The success of Cancun in getting agreement to a deal, even a weak deal, should not be underestimated. The important result is not so much in the content of the deal but the fact of the deal. No doubters are still strong enough to prevent all major nations from agreeing that a deal to create a process to manage the global reduction of emissions is necessary, possible and desirable.
The Telegraph reports that the EU is likely to raise its targets to achieve CO2 emissions in response to the agreement. This in turn would trickle down to the UK and put further pressure on UK Governments to exceed their current targets. Not to increase the target itself, but to shorten the timescale for achieving them.
The language of the agreement is both poetic and corporate, and leaves no room for doubters. Here are some highlights.
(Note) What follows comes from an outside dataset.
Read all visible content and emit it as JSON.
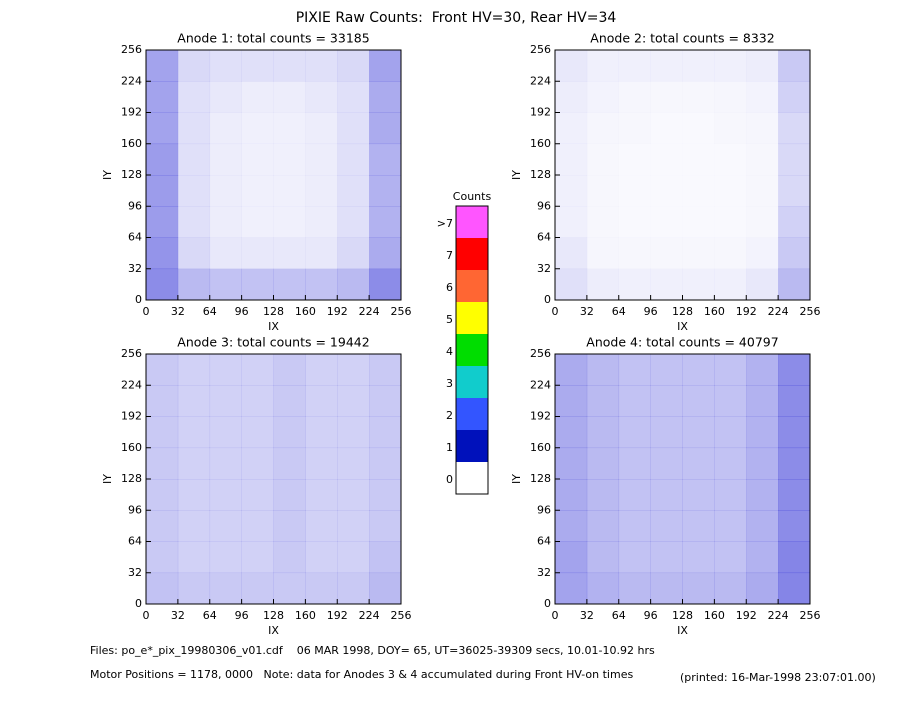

See the remainder here.
Recognizing that climate change represents an urgent and potentially irreversible threat to human societies and the planet, and thus requires to be urgently addressed by all Parties,
Affirming the legitimate needs of developing country Parties for the achievement of sustained economic growth and the eradication of poverty, so as to be able to deal with climate change,
Noting resolution 10/4 of the United Nations Human Rights Council on human rights and climate change, which recognizes that the adverse effects of climate change have a range of direct and indirect implications for the effective enjoyment of human rights and that the effects of climate change will be felt most acutely by those segments of the population that are already vulnerable owing to geography, gender, age, indigenous or minority status and disability.